É sério, fica longe dos processados

Por Vinícius Martins @cinemarcante 

Os maiores questionamentos da história humana são sobre as nossas origens e o nosso destino. Todo mundo já se indagou em algum momento sobre a razão da própria existência, e o novo filme da Pixar se dispõe a responder essas questões de maneira romantizada e inventiva, atestando mais uma vez a criatividade dos seus idealizadores. Independente de crenças pessoais acerca de o que acontece após a morte, a obra aqui analisada deve ser vista sob um espectro fantasioso e ficcional, que porta uma mensagem importantíssima para o período atual. Curiosamente, aliás, o filme flerta diretamente com alguns elementos da pandemia. Joe Gardner (voz original de Jamie Foxx e dublagem em português de Jorge Lucas) constata, em um diálogo com a alma número 22 (dublagem original de Tina Fey e versão brasileira de Carol Valença), que na dimensão espiritual não se consegue sentir o cheiro das coisas e nem o seu gosto. Há até um comentário rápido sobre o cheiro do álcool gel! Além destes pontos tão familiares ao "novo normal" que chegou com a Covid-19, a temática da obra em questão é totalmente relevante: a contemplação da própria finitude.

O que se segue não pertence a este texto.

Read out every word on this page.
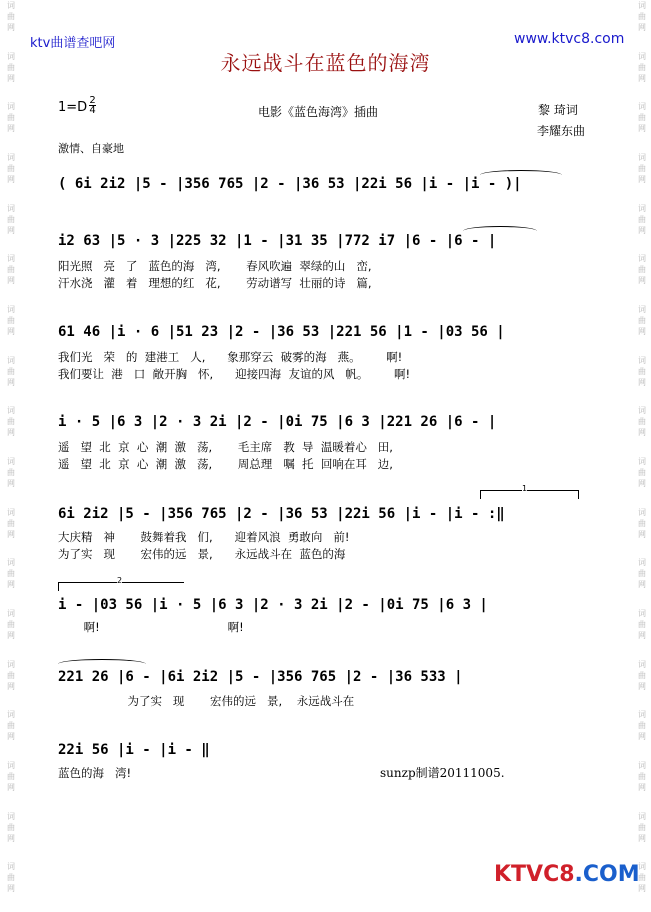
词
曲
网
词
曲
网
词
曲
网
词
曲
网
词
曲
网
词
曲
网
词
曲
网
词
曲
网
词
曲
网
词
曲
网
词
曲
网
词
曲
网
词
曲
网
词
曲
网
词
曲
网
词
曲
网
词
曲
网
词
曲
网
词
曲
网
词
曲
网
词
曲
网
词
曲
网
词
曲
网
词
曲
网
词
曲
网
词
曲
网
词
曲
网
词
曲
网
词
曲
网
词
曲
网
词
曲
网
词
曲
网
词
曲
网
词
曲
网
词
曲
网
词
曲
网
ktv曲谱查吧网	www.ktvc8.com
永远战斗在蓝色的海湾
1=D 2
4	电影《蓝色海湾》插曲	黎 琦词
李耀东曲
激情、自豪地
( 6i 2i2 |5 - |356 765 |2 - |36 53 |22i 56 |i - |i - )|
i2 63 |5 · 3 |225 32 |1 - |31 35 |772 i7 |6 - |6 - |
阳光照   亮   了   蓝色的海   湾,       春风吹遍  翠绿的山   峦,
汗水浇   灌   着   理想的红   花,       劳动谱写  壮丽的诗   篇,
61 46 |i · 6 |51 23 |2 - |36 53 |221 56 |1 - |03 56 |
我们光   荣   的  建港工   人,      象那穿云  破雾的海   燕。       啊!
我们要让  港   口  敞开胸   怀,      迎接四海  友谊的风   帆。       啊!
i · 5 |6 3 |2 · 3 2i |2 - |0i 75 |6 3 |221 26 |6 - |
遥   望  北  京  心  潮  激   荡,       毛主席   教  导  温暖着心   田,
遥   望  北  京  心  潮  激   荡,       周总理   嘱  托  回响在耳   边,
1
6i 2i2 |5 - |356 765 |2 - |36 53 |22i 56 |i - |i - :‖
大庆精   神       鼓舞着我   们,      迎着风浪  勇敢向   前!
为了实   现       宏伟的远   景,      永远战斗在  蓝色的海
2
i - |03 56 |i · 5 |6 3 |2 · 3 2i |2 - |0i 75 |6 3 |
啊!                                   啊!
221 26 |6 - |6i 2i2 |5 - |356 765 |2 - |36 533 |
为了实   现       宏伟的远   景,    永远战斗在
22i 56 |i - |i - ‖
蓝色的海   湾!	sunzp制谱20111005.
KTVC8.COM
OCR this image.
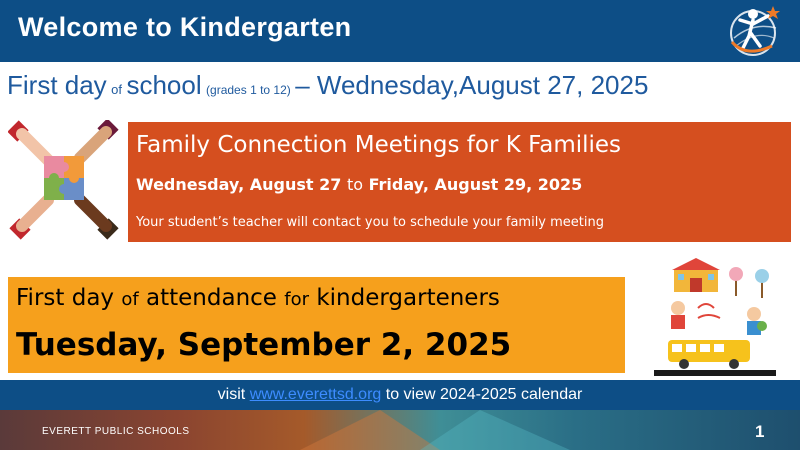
Welcome to Kindergarten
First day of school (grades 1 to 12) – Wednesday,August 27, 2025
Family Connection Meetings for K Families
Wednesday, August 27 to Friday, August 29, 2025
Your student’s teacher will contact you to schedule your family meeting
First day of attendance for kindergarteners
Tuesday, September 2, 2025
visit www.everettsd.org to view 2024-2025 calendar
EVERETT PUBLIC SCHOOLS	1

O título do filme se apropria com inteligência da dualidade do termo "soul" em referência direta e literal a "alma" e simultaneamente ao gênero musical afluente do jazz. Com alguns traços experimentais, ele se desenvolve de forma bastante conceitual desde a sua vinheta de abertura, passando pela introdução (que apresenta Joe em vida) e se consolidando com os contornos minimalistas de sua queda da esteira Além-Vida, que o levaria para o lugar pós-morte, rumo ao abismo que resultaria em sua chegada às origens. A história é surpreendentemente simples, explorando as frustrações cotidianas de Joe até o momento da grande chance de sua carreira, que era a oportunidade de subir ao palco e tocar jazz profissionalmente. No entanto, Joe morre logo após a contratação e, com isso, vai parar na dimensão astral - lugar de onde ele foge, negando a própria morte, caindo em um abismo dimensional até chegar ao Pré-Vida, que é um lugar hipotético onde as personalidades das crianças são formadas já antes do seu nascimento. Neste lugar ocorre a preparação das almas que ainda não conheceram a vida na Terra, e além da consumação de suas personalidades há também um "teste vocacional" a ser feito, sob o olhar de algum tutor que orienta a nova alma em algum caminho que lhe sirva como a razão de sua vida. Lá Joe conhece 22, que é a alma mais complicada dentre as candidatas a "descer" à Terra, e os dois acabam se envolvendo em uma relação de tutoria improvável e muito bonita. 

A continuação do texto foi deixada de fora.